Genève: Une ONG veut placer Bouteflika sous curatelle

 

L’avocate d’une ONG a déposé vendredi une demande de curatelle du président algérien, qui est toujours soigné aux HUG.

Dans cette requête déposée devant le Tribunal de Protection de l’adulte et de l’enfant de Genève, l’avocate Saskia Ditisheim, présidente de la branche suisse de l’ONG Avocats sans frontières, demande la nomination d’un ou plusieurs curateurs en invoquant l’état de santé de M. Bouteflika. Agissant pour le compte d’une citoyenne algérienne, l’avocate affirme que la «santé fragile» de Bouteflika l’expose à être «manipulé» par son entourage.

L’avocate estime «évident que le président algérien est à ce jour incapable de discernement, dans un état de santé très précaire, et que tous ses actes, aussi bien le dépôt de sa candidature que les communiqués, ne sont pas effectués par lui-même mais par son entourage politique et familial qui le manipule» Selon elle, on peut clairement parler de «séquestration et usurpation de la pensée». Sa liberté de pensée est violée, affirme M. Ditisheim, interrogée par Keystone-ATS.

«Chance de succès»

Il n’est pas clair si le tribunal genevois admettra d’examiner cette requête et si elle a une chance d’être acceptée. «Le tribunal est compétent et vu les circonstances il y a une chance de succès importante», estime la présidente de la branche suisse de l’ONG Avocats sans frontières.

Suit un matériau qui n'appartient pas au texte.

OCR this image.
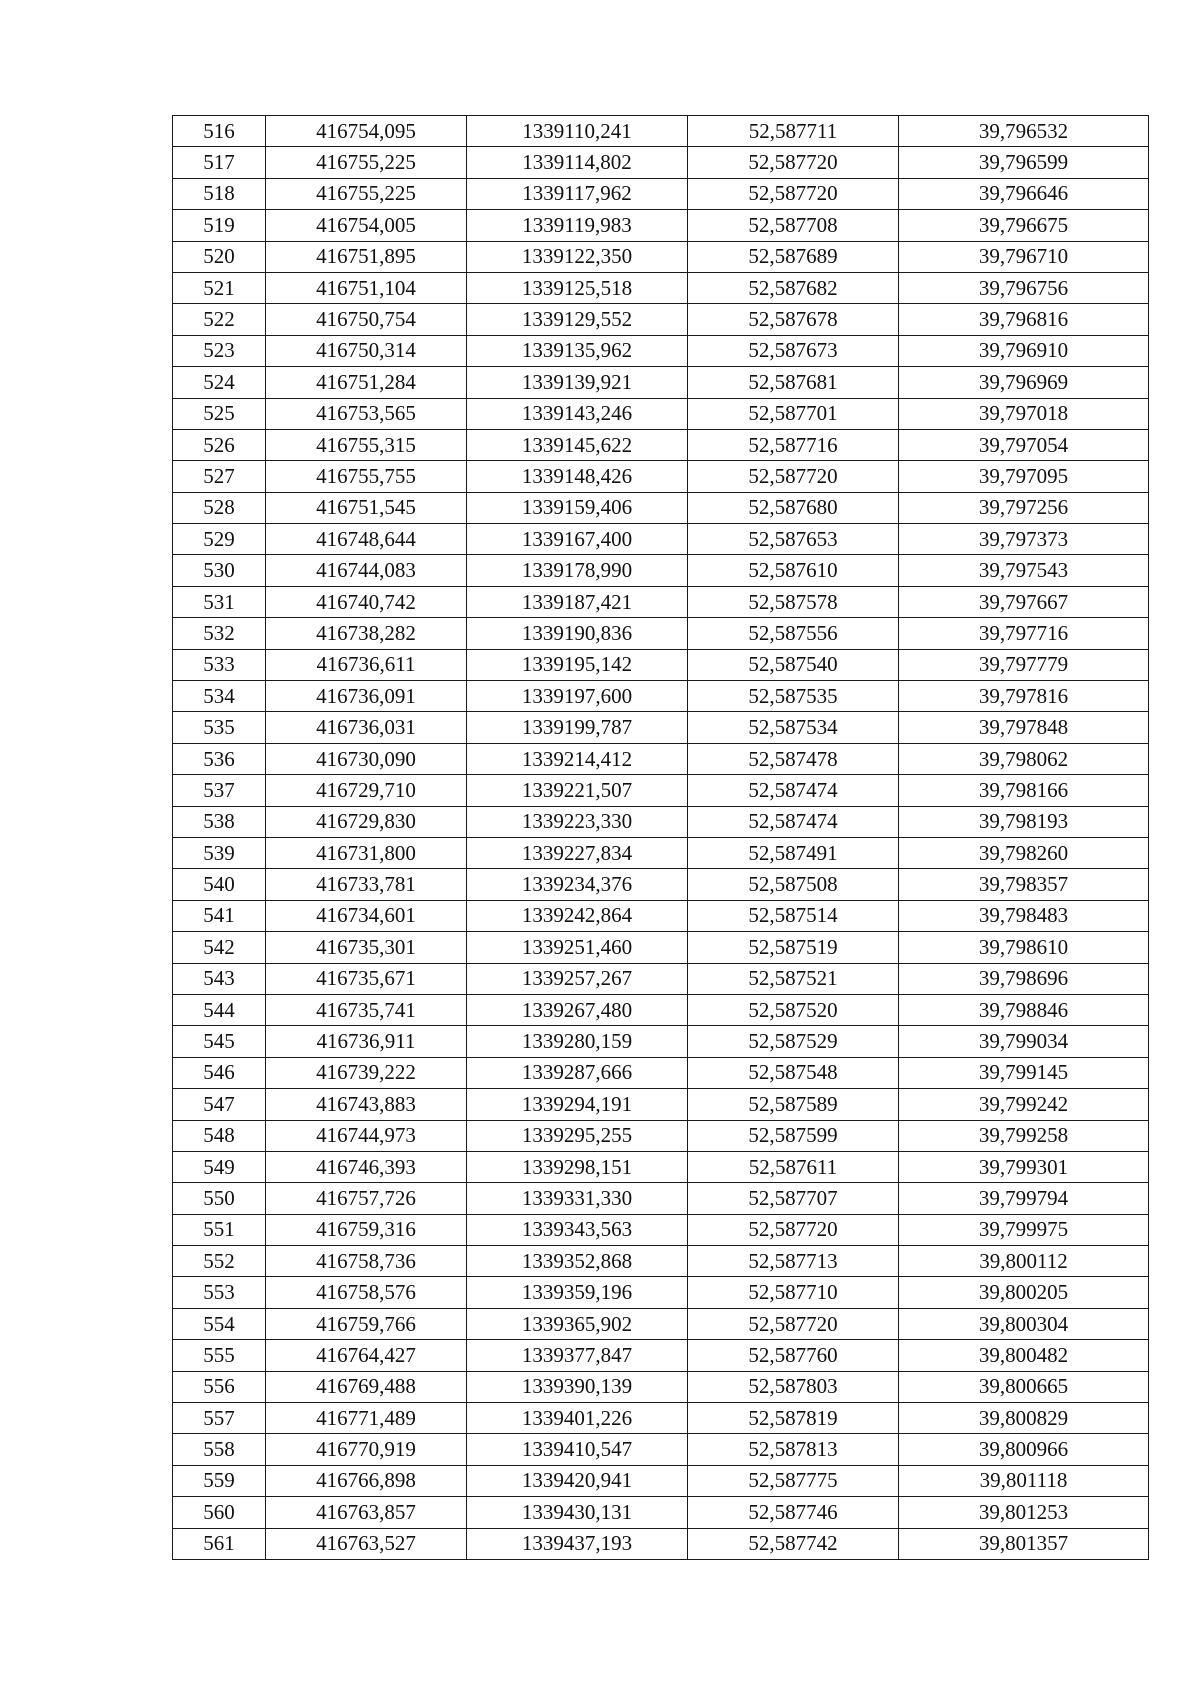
516	416754,095	1339110,241	52,587711	39,796532
517	416755,225	1339114,802	52,587720	39,796599
518	416755,225	1339117,962	52,587720	39,796646
519	416754,005	1339119,983	52,587708	39,796675
520	416751,895	1339122,350	52,587689	39,796710
521	416751,104	1339125,518	52,587682	39,796756
522	416750,754	1339129,552	52,587678	39,796816
523	416750,314	1339135,962	52,587673	39,796910
524	416751,284	1339139,921	52,587681	39,796969
525	416753,565	1339143,246	52,587701	39,797018
526	416755,315	1339145,622	52,587716	39,797054
527	416755,755	1339148,426	52,587720	39,797095
528	416751,545	1339159,406	52,587680	39,797256
529	416748,644	1339167,400	52,587653	39,797373
530	416744,083	1339178,990	52,587610	39,797543
531	416740,742	1339187,421	52,587578	39,797667
532	416738,282	1339190,836	52,587556	39,797716
533	416736,611	1339195,142	52,587540	39,797779
534	416736,091	1339197,600	52,587535	39,797816
535	416736,031	1339199,787	52,587534	39,797848
536	416730,090	1339214,412	52,587478	39,798062
537	416729,710	1339221,507	52,587474	39,798166
538	416729,830	1339223,330	52,587474	39,798193
539	416731,800	1339227,834	52,587491	39,798260
540	416733,781	1339234,376	52,587508	39,798357
541	416734,601	1339242,864	52,587514	39,798483
542	416735,301	1339251,460	52,587519	39,798610
543	416735,671	1339257,267	52,587521	39,798696
544	416735,741	1339267,480	52,587520	39,798846
545	416736,911	1339280,159	52,587529	39,799034
546	416739,222	1339287,666	52,587548	39,799145
547	416743,883	1339294,191	52,587589	39,799242
548	416744,973	1339295,255	52,587599	39,799258
549	416746,393	1339298,151	52,587611	39,799301
550	416757,726	1339331,330	52,587707	39,799794
551	416759,316	1339343,563	52,587720	39,799975
552	416758,736	1339352,868	52,587713	39,800112
553	416758,576	1339359,196	52,587710	39,800205
554	416759,766	1339365,902	52,587720	39,800304
555	416764,427	1339377,847	52,587760	39,800482
556	416769,488	1339390,139	52,587803	39,800665
557	416771,489	1339401,226	52,587819	39,800829
558	416770,919	1339410,547	52,587813	39,800966
559	416766,898	1339420,941	52,587775	39,801118
560	416763,857	1339430,131	52,587746	39,801253
561	416763,527	1339437,193	52,587742	39,801357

La requête de curatelle demande aussi d’«autoriser les curateurs à délier les médecins des Hôpitaux universitaires de Genève (HUG)» du «secret médical» à l’égard du président algérien. Et à les «autoriser à obtenir une attestation médicale se prononçant sur ses aptitudes à gouverner un pays». Elle demande que «toute communication officielle au nom» de M. Bouteflika fasse l’objet d’un «accord préalable» des curateurs «afin de s’assurer que les propos tenus émanent réellement du pupille».

«Ce curateur devra être nommé en dehors du cercle entourant le président et devra nécessairement faire preuve de neutralité et dénué de tout conflit d’intérêt éventuel», demande-t-elle.

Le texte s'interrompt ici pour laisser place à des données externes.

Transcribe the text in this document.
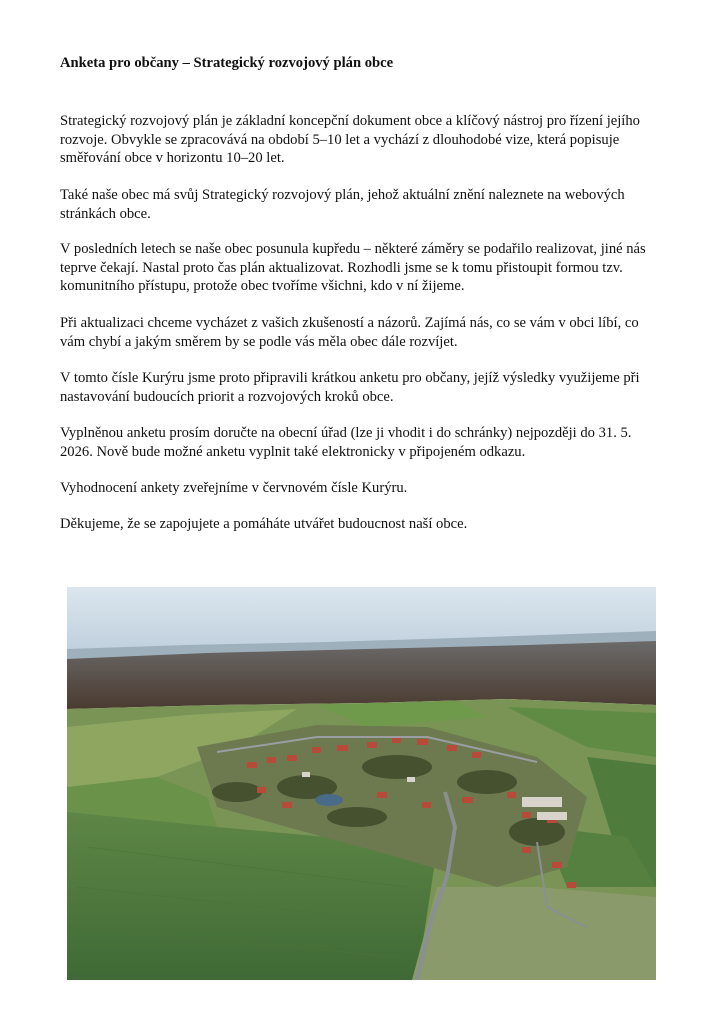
Anketa pro občany – Strategický rozvojový plán obce

Strategický rozvojový plán je základní koncepční dokument obce a klíčový nástroj pro řízení jejího rozvoje. Obvykle se zpracovává na období 5–10 let a vychází z dlouhodobé vize, která popisuje směřování obce v horizontu 10–20 let.

Také naše obec má svůj Strategický rozvojový plán, jehož aktuální znění naleznete na webových stránkách obce.

V posledních letech se naše obec posunula kupředu – některé záměry se podařilo realizovat, jiné nás teprve čekají. Nastal proto čas plán aktualizovat. Rozhodli jsme se k tomu přistoupit formou tzv. komunitního přístupu, protože obec tvoříme všichni, kdo v ní žijeme.

Při aktualizaci chceme vycházet z vašich zkušeností a názorů. Zajímá nás, co se vám v obci líbí, co vám chybí a jakým směrem by se podle vás měla obec dále rozvíjet.

V tomto čísle Kurýru jsme proto připravili krátkou anketu pro občany, jejíž výsledky využijeme při nastavování budoucích priorit a rozvojových kroků obce.

Vyplněnou anketu prosím doručte na obecní úřad (lze ji vhodit i do schránky) nejpozději do 31. 5. 2026. Nově bude možné anketu vyplnit také elektronicky v připojeném odkazu.

Vyhodnocení ankety zveřejníme v červnovém čísle Kurýru.

Děkujeme, že se zapojujete a pomáháte utvářet budoucnost naší obce.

Des manifestations se succèdent depuis le 22 février en Algérie pour demander au président Bouteflika, 82 ans, de renoncer à briguer un cinquième mandat à l’élection du 18 avril. M. Bouteflika est hospitalisé aux HUG depuis le 24 février, pour des «examens médicaux» selon la présidence algérienne. M. Bouteflika, président depuis 1999, a été rarement vu en public depuis un AVC dont il a été victime en 2013.

«Faire abstraction du politique»

Selon le juriste Nicolas Jeandin, professeur de droit à l’Université de Genève, il revient aux autorités judiciaires algériennes de déterminer si un citoyen doit être placé sous mesure de curatelle. Mais si un tribunal helvétique estime qu’il existe un besoin urgent de protéger un individu vulnérable, il pourrait intervenir, déclare cet expert à l’AFP. Il souligne que «la question est de savoir s’il y a urgence». «En théorie, le juge suisse doit faire abstraction du plan politique (…). Le juge doit déterminer si la personne a besoin d’aide», ajoute-t-il.